O mundo vive hoje a ascensão de um sentimento de infelicidade e líderes, do setor público e privado – do CEO ao gestor direto — não estão capturando esse movimento. A pandemia acentuou a sensação de solidão dos profissionais, bem como o estresse, o número de pessoas sem condições básicas para viver ou se alimentar não diminuiu, e a distância entre quem considera viver uma vida boa e aqueles que se sentem completamente infelizes cresceu. No mundo do trabalho, a verdadeira crise que existe hoje é a falta de empregos ótimos — posições ou funções com potencial de tornar a vida das pessoas mais felizes, e não apenas para permiti-las pagar as contas ou serem estáveis financeiramente.

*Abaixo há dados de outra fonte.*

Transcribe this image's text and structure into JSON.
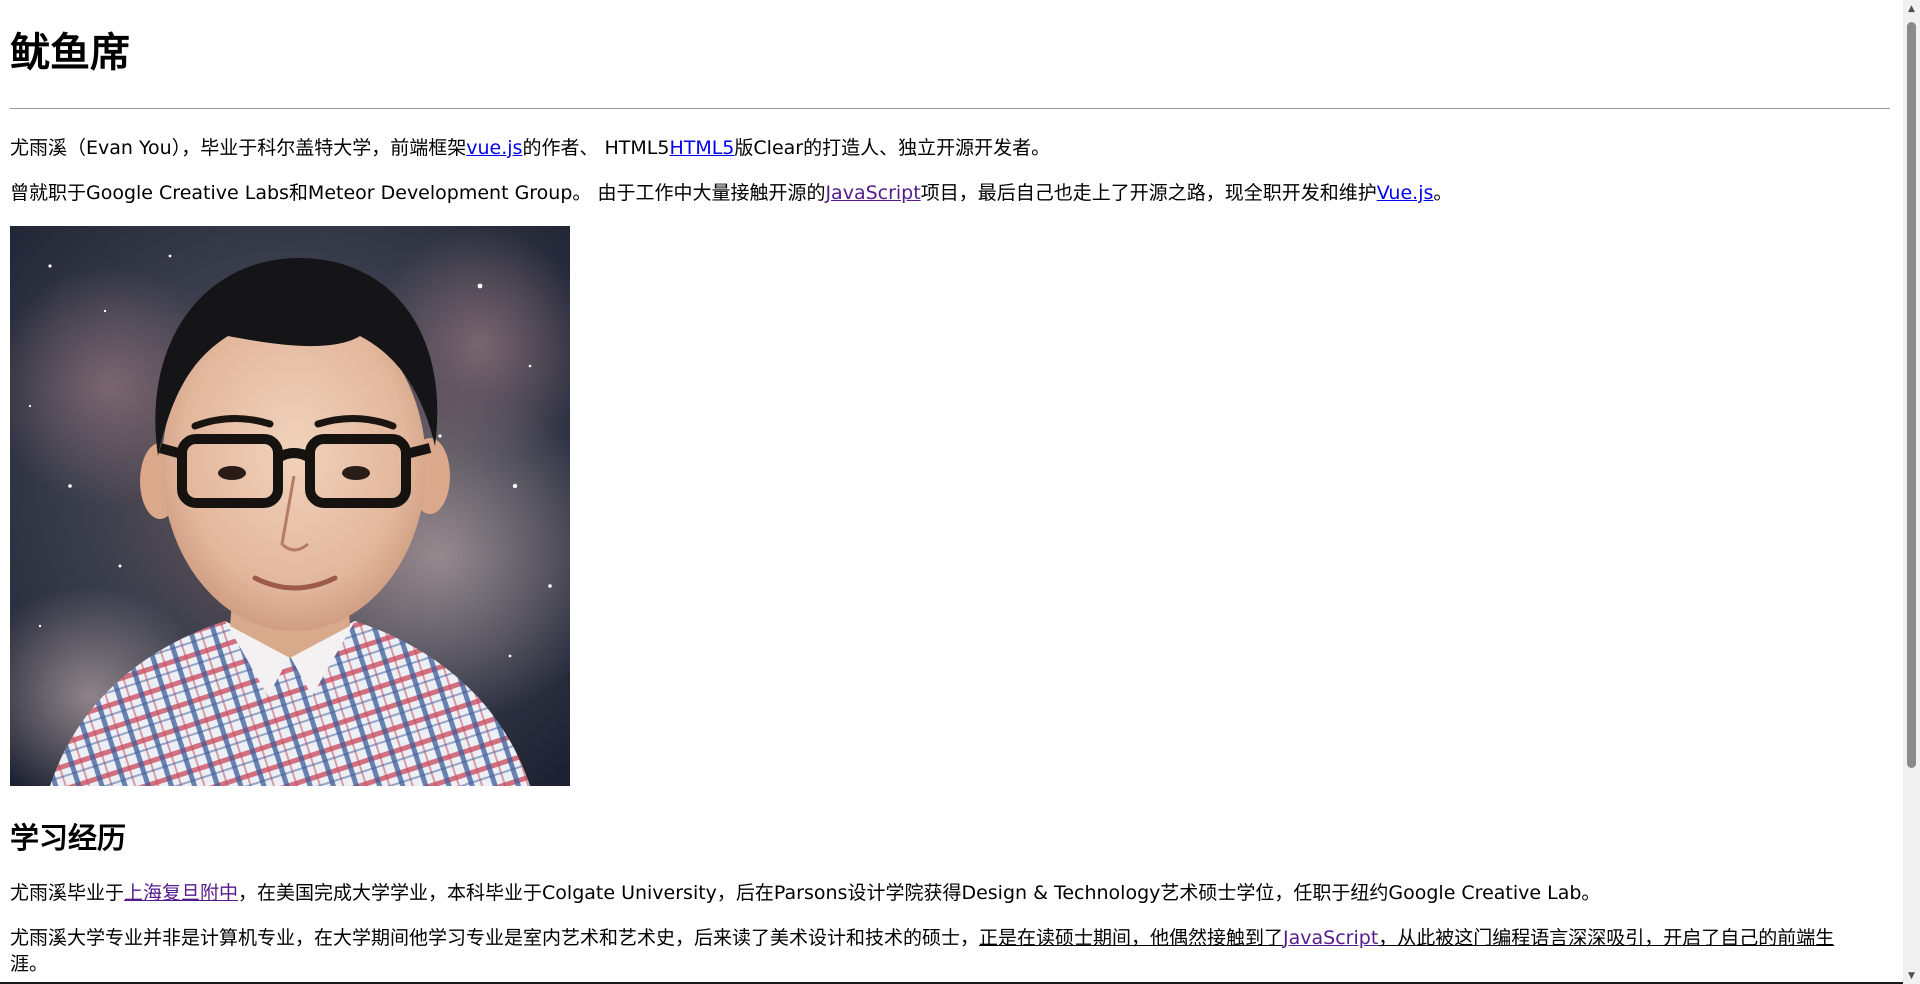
{
  "title": "鱿鱼席",
  "intro": {
    "p1": {
      "before": "尤雨溪（Evan You），毕业于科尔盖特大学，前端框架",
      "link1": "vue.js",
      "middle": "的作者、 HTML5",
      "link2": "HTML5",
      "after": "版Clear的打造人、独立开源开发者。"
    },
    "p2": {
      "before": "曾就职于Google Creative Labs和Meteor Development Group。 由于工作中大量接触开源的",
      "link1": "JavaScript",
      "middle": "项目，最后自己也走上了开源之路，现全职开发和维护",
      "link2": "Vue.js",
      "after": "。"
    }
  },
  "portrait": {
    "alt": "尤雨溪"
  },
  "education": {
    "heading": "学习经历",
    "p1": {
      "before": "尤雨溪毕业于",
      "link": "上海复旦附中",
      "after": "，在美国完成大学学业，本科毕业于Colgate University，后在Parsons设计学院获得Design & Technology艺术硕士学位，任职于纽约Google Creative Lab。"
    },
    "p2": {
      "before": "尤雨溪大学专业并非是计算机专业，在大学期间他学习专业是室内艺术和艺术史，后来读了美术设计和技术的硕士，",
      "underlined_before": "正是在读硕士期间，他偶然接触到了",
      "link": "JavaScript",
      "underlined_after": "，从此被这门编程语言深深吸引，开启了自己的前端生",
      "after": "涯。"
    }
  },
  "colors": {
    "link": "#0000ee",
    "visited_link": "#551a8b"
  }
}
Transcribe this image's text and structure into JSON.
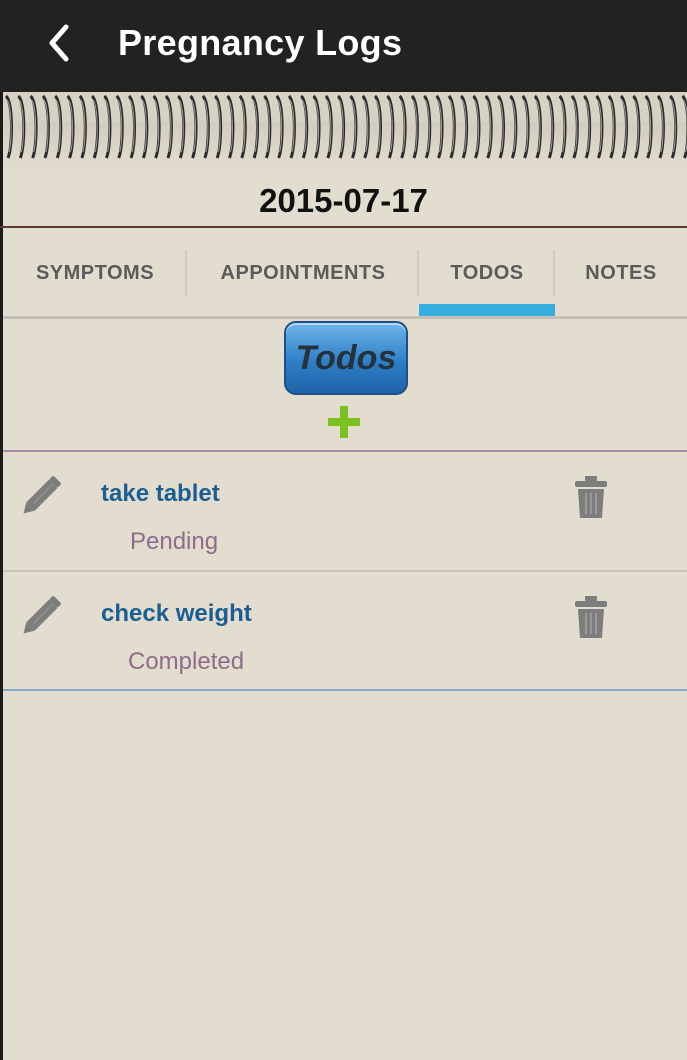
{
  "header": {
    "title": "Pregnancy Logs",
    "back_icon": "chevron-left-icon"
  },
  "date": "2015-07-17",
  "tabs": [
    {
      "label": "SYMPTOMS",
      "active": false
    },
    {
      "label": "APPOINTMENTS",
      "active": false
    },
    {
      "label": "TODOS",
      "active": true
    },
    {
      "label": "NOTES",
      "active": false
    }
  ],
  "section": {
    "label": "Todos",
    "add_icon": "plus-icon"
  },
  "todos": [
    {
      "name": "take tablet",
      "status": "Pending",
      "edit_icon": "pencil-icon",
      "delete_icon": "trash-icon"
    },
    {
      "name": "check weight",
      "status": "Completed",
      "edit_icon": "pencil-icon",
      "delete_icon": "trash-icon"
    }
  ],
  "colors": {
    "topbar": "#222222",
    "background": "#e3ddd0",
    "tab_indicator": "#34aee0",
    "todo_name": "#1b5e94",
    "todo_status": "#8e6d8c",
    "add": "#7cc21e"
  }
}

Esse diagnóstico, nada otimista, é o que hortei o livro recém-lançado nos Estados Unidos “Blind Spot: The Global Rise of Unhappiness and How Leaders Missed It” e escrito por Jon Clifton, CEO global do Gallup. “E, diante de todo esse quadro, vemos líderes na sociedade que não ouvem as pessoas. No contexto empresarial, não escutam funcionários, clientes, fornecedores. Acho que vivemos hoje um fracasso total de escuta ativa”, afirmou Clifton, em entrevista recente.

Citando pesquisas do Gallup, Clifton diz que 25% dos profissionais hoje são totalmente ignorados no trabalho. No Brasil, uma pesquisa recente da Mercer, com 862 empresas, descobriu que 59% delas não realizaram um levantamento para coletar a preferência dos empregados sobre o modelo de trabalho pós-pandemia, sendo esta uma decisão exclusiva da liderança. Conversando sobre o que leva os CEOs a não praticarem a escuta ativa, Clifton diz que muitos deles não querem perguntar por temerem ouvir uma demanda para a qual não terão investimento.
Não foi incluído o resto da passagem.